Marijuana is becoming something of a staple in the Mexican Congress, and not just when it comes to reform bills being considered. Actual cannabis products are regularly being exchanged, displayed and planted in and around legislative chambers as lawmakers work to legalize the plant.
On Wednesday, a top administration official was gifted a marijuana plant by senator, and she said she’d be making it a part of her personal garden.
Interior Ministry Secretary Olga Sánchez Cordero said that by the time she plants the cannabis gift from Sen. Emilio Álvarez Icaza, she’ll be “fervently hoping that the law [to legalize cannabis] is already passed,” referring to reform legislation that the legislature has been working on the past couple years.
— Emilio Álvarez Icaza Longoria (@EmilioAlvarezI) September 24, 2020
“The medicinal use of marijuana has been a revelation for the world, and second because hemp is industrially interesting from clothes, energy, paper, construction materials, stronger than any other construction material,” she said, according to a translation. “In other words, there is enormous potential with hemp and also the recreational use of marijuana, respecting the principle of the autonomy of the will and the free development of the person.”
Last year, a different lawmaker gave the Sánchez Cordero a marijuana joint on the floor of the Chamber of Deputies.
“I bring you a gift as a reminder of that proposal you made at the beginning, because that goes to be the way to help us build peace. Let’s regulate the use of drugs,” Deputy Ana Lucía Riojas Martínez said at the time.
Cannabis made another appearance in the legislature last month, when Sen. Jesusa Rodríguez of the ruling Morena party decorated her desk with a marijuana plant.
-¿Qué hace Secretaria (Sánchez Cordero) con las plantas de Mariguana que le regalan?
-Pues las planto, ahí en mi jardín.
— Risco (@jrisco) September 24, 2020
Drug policy reform advocates have also been cultivating hundreds of marijuana plants in front of the Senate, putting pressure on legislators to make good on their pledge to advance legalization.
President Andrés Manuel López Obrador recently said that marijuana reform legislation will advance in the new session.
A legalization bill was approved by several committees earlier this year, but the reform effort has been stalled due to the coronavirus pandemic. The nation’s Supreme Court—which deemed the country’s prohibition on personal possession and cultivation unconstitutional in 2018—is currently giving lawmakers until December 15 to enact the policy change.

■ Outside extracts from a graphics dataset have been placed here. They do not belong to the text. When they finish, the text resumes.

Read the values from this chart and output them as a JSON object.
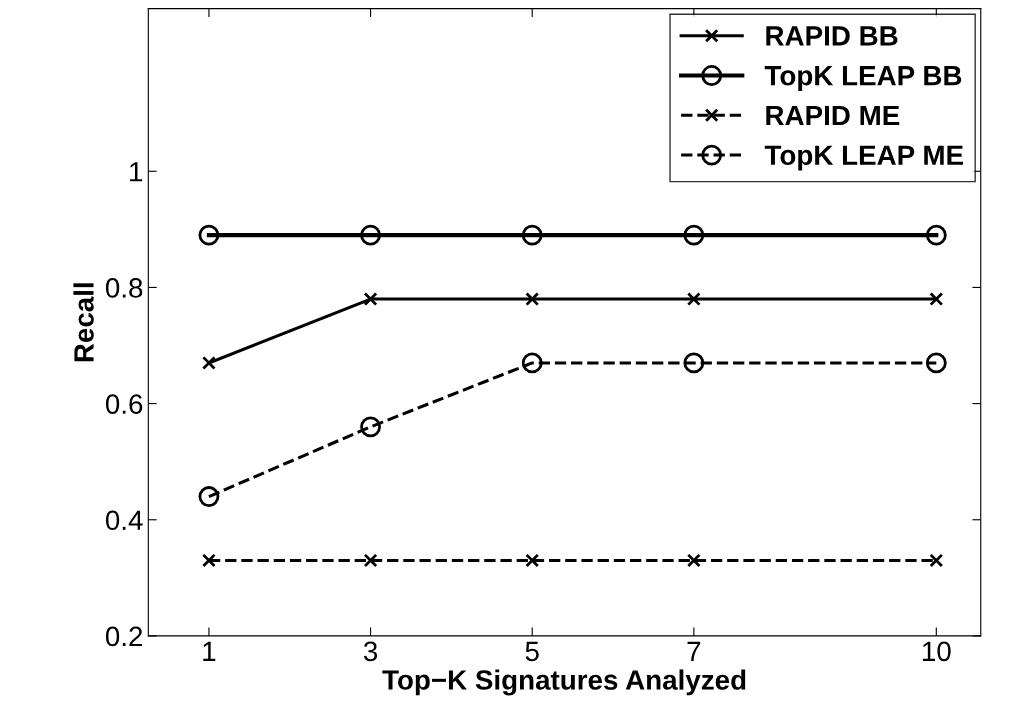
{
  "chart_data": {
    "type": "line",
    "xlabel": "Top−K Signatures Analyzed",
    "ylabel": "Recall",
    "x": [
      1,
      3,
      5,
      7,
      10
    ],
    "xlim": [
      0.25,
      10.55
    ],
    "xticks": [
      1,
      3,
      5,
      7,
      10
    ],
    "ylim": [
      0.2,
      1.28
    ],
    "yticks": [
      0.2,
      0.4,
      0.6,
      0.8,
      1
    ],
    "grid": false,
    "legend": "top right",
    "series": [
      {
        "name": "RAPID BB",
        "color": "#000000",
        "marker": "cross",
        "line_style": "solid",
        "values": [
          0.67,
          0.78,
          0.78,
          0.78,
          0.78
        ]
      },
      {
        "name": "TopK LEAP BB",
        "color": "#000000",
        "marker": "circle",
        "line_style": "solid",
        "values": [
          0.89,
          0.89,
          0.89,
          0.89,
          0.89
        ]
      },
      {
        "name": "RAPID ME",
        "color": "#000000",
        "marker": "cross",
        "line_style": "dashed",
        "values": [
          0.33,
          0.33,
          0.33,
          0.33,
          0.33
        ]
      },
      {
        "name": "TopK LEAP ME",
        "color": "#000000",
        "marker": "circle",
        "line_style": "dashed",
        "values": [
          0.44,
          0.56,
          0.67,
          0.67,
          0.67
        ]
      }
    ]
  }
}
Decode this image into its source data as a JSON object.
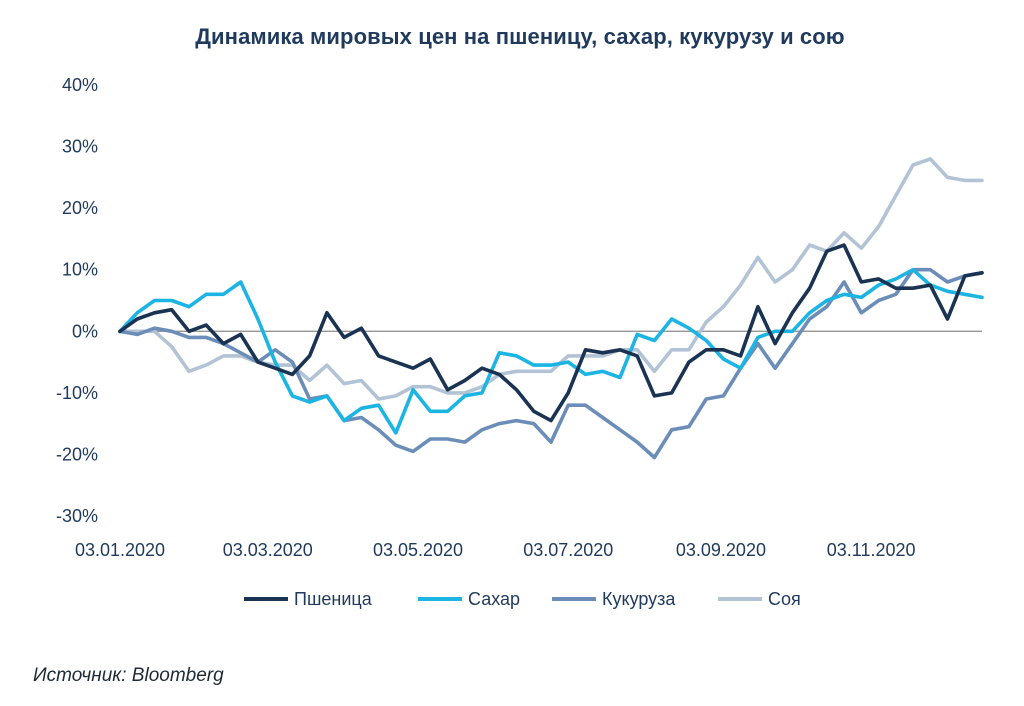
{
  "chart_data": {
    "type": "line",
    "title": "Динамика мировых цен на пшеницу, сахар, кукурузу и сою",
    "y_unit": "%",
    "ylim": [
      -30,
      40
    ],
    "y_ticks": [
      40,
      30,
      20,
      10,
      0,
      -10,
      -20,
      -30
    ],
    "y_tick_labels": [
      "40%",
      "30%",
      "20%",
      "10%",
      "0%",
      "-10%",
      "-20%",
      "-30%"
    ],
    "x_tick_labels": [
      "03.01.2020",
      "03.03.2020",
      "03.05.2020",
      "03.07.2020",
      "03.09.2020",
      "03.11.2020"
    ],
    "x_dates": [
      "2020-01-03",
      "2020-01-10",
      "2020-01-17",
      "2020-01-24",
      "2020-01-31",
      "2020-02-07",
      "2020-02-14",
      "2020-02-21",
      "2020-02-28",
      "2020-03-06",
      "2020-03-13",
      "2020-03-20",
      "2020-03-27",
      "2020-04-03",
      "2020-04-10",
      "2020-04-17",
      "2020-04-24",
      "2020-05-01",
      "2020-05-08",
      "2020-05-15",
      "2020-05-22",
      "2020-05-29",
      "2020-06-05",
      "2020-06-12",
      "2020-06-19",
      "2020-06-26",
      "2020-07-03",
      "2020-07-10",
      "2020-07-17",
      "2020-07-24",
      "2020-07-31",
      "2020-08-07",
      "2020-08-14",
      "2020-08-21",
      "2020-08-28",
      "2020-09-04",
      "2020-09-11",
      "2020-09-18",
      "2020-09-25",
      "2020-10-02",
      "2020-10-09",
      "2020-10-16",
      "2020-10-23",
      "2020-10-30",
      "2020-11-06",
      "2020-11-13",
      "2020-11-20",
      "2020-11-27",
      "2020-12-04",
      "2020-12-11",
      "2020-12-18"
    ],
    "grid": false,
    "zero_line": true,
    "legend_position": "bottom",
    "series": [
      {
        "name": "Пшеница",
        "color": "#1b3352",
        "values": [
          0,
          2,
          3,
          3.5,
          0,
          1,
          -2,
          -0.5,
          -5,
          -6,
          -7,
          -4,
          3,
          -1,
          0.5,
          -4,
          -5,
          -6,
          -4.5,
          -9.5,
          -8,
          -6,
          -7,
          -9.5,
          -13,
          -14.5,
          -10,
          -3,
          -3.5,
          -3,
          -4,
          -10.5,
          -10,
          -5,
          -3,
          -3,
          -4,
          4,
          -2,
          3,
          7,
          13,
          14,
          8,
          8.5,
          7,
          7,
          7.5,
          2,
          9,
          9.5
        ]
      },
      {
        "name": "Сахар",
        "color": "#1cb4e3",
        "values": [
          0,
          3,
          5,
          5,
          4,
          6,
          6,
          8,
          2,
          -5,
          -10.5,
          -11.5,
          -10.5,
          -14.5,
          -12.5,
          -12,
          -16.5,
          -9.5,
          -13,
          -13,
          -10.5,
          -10,
          -3.5,
          -4,
          -5.5,
          -5.5,
          -5,
          -7,
          -6.5,
          -7.5,
          -0.5,
          -1.5,
          2,
          0.5,
          -1.5,
          -4.5,
          -6,
          -1,
          0,
          0,
          3,
          5,
          6,
          5.5,
          7.5,
          8.5,
          10,
          7.5,
          6.5,
          6,
          5.5
        ]
      },
      {
        "name": "Кукуруза",
        "color": "#6b8db8",
        "values": [
          0,
          -0.5,
          0.5,
          0,
          -1,
          -1,
          -2,
          -3.5,
          -5,
          -3,
          -5,
          -11,
          -10.5,
          -14.5,
          -14,
          -16,
          -18.5,
          -19.5,
          -17.5,
          -17.5,
          -18,
          -16,
          -15,
          -14.5,
          -15,
          -18,
          -12,
          -12,
          -14,
          -16,
          -18,
          -20.5,
          -16,
          -15.5,
          -11,
          -10.5,
          -6,
          -2,
          -6,
          -2,
          2,
          4,
          8,
          3,
          5,
          6,
          10,
          10,
          8,
          9,
          9.5
        ]
      },
      {
        "name": "Соя",
        "color": "#b3c3d6",
        "values": [
          0,
          0,
          0,
          -2.5,
          -6.5,
          -5.5,
          -4,
          -4,
          -5,
          -5.5,
          -5.5,
          -8,
          -5.5,
          -8.5,
          -8,
          -11,
          -10.5,
          -9,
          -9,
          -10,
          -10,
          -9,
          -7,
          -6.5,
          -6.5,
          -6.5,
          -4,
          -4,
          -4,
          -3,
          -3,
          -6.5,
          -3,
          -3,
          1.5,
          4,
          7.5,
          12,
          8,
          10,
          14,
          13,
          16,
          13.5,
          17,
          22,
          27,
          28,
          25,
          24.5,
          24.5
        ]
      }
    ]
  },
  "source": {
    "text": "Источник: Bloomberg"
  }
}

The legalization bill that’s set to advance this coming session was revised during a joint meeting of the Justice, Health, Legislative Studies and Public Safety Committees in March.
The proposal would allow adults 18 and older to possess and cultivate marijuana for personal use. Individuals could grow up to 20 registered plants as long as the total yield doesn’t exceed 480 grams per year. Medical patients could apply to cultivate more than 20 plants, however.
Personal possession would be capped at 28 grams, but possession of up to 200 grams would be decriminalized.
The Mexican Institute of Regulation and Control of Cannabis, a decentralized body established under the measure, would be established and responsible for regulating the market and issuing licenses for marijuana businesses.
The bill proposes a 12 percent tax on cannabis sales, with some revenue going toward a substance misuse treatment fund.
Public consumption would be permissible, except in spaces designated as 100 percent smoke-free. Hemp and CBD would be exempt from regulations that apply to THC products.
An earlier version of the legislation was approved by Senate committees last year ahead of the court’s previous October deadline.
Sen. Julio Ramón Menchaca Salazar, also of the Morena party, said in April that while legislators must still resolve certain disagreements about the legislation, legalizing cannabis could fill treasury coffers at a time when the economy is recovering from the pandemic.
While advocates are eager to enact reform, they’ve also raised several concerns with the legislation as drafted, particularly as it relates to restorative justice.
Zara Snapp, a legalization activist with the Instituto RIA and the coalition #
“We’re going to take them at their word that they will be approving this in the next two to three months,” she said.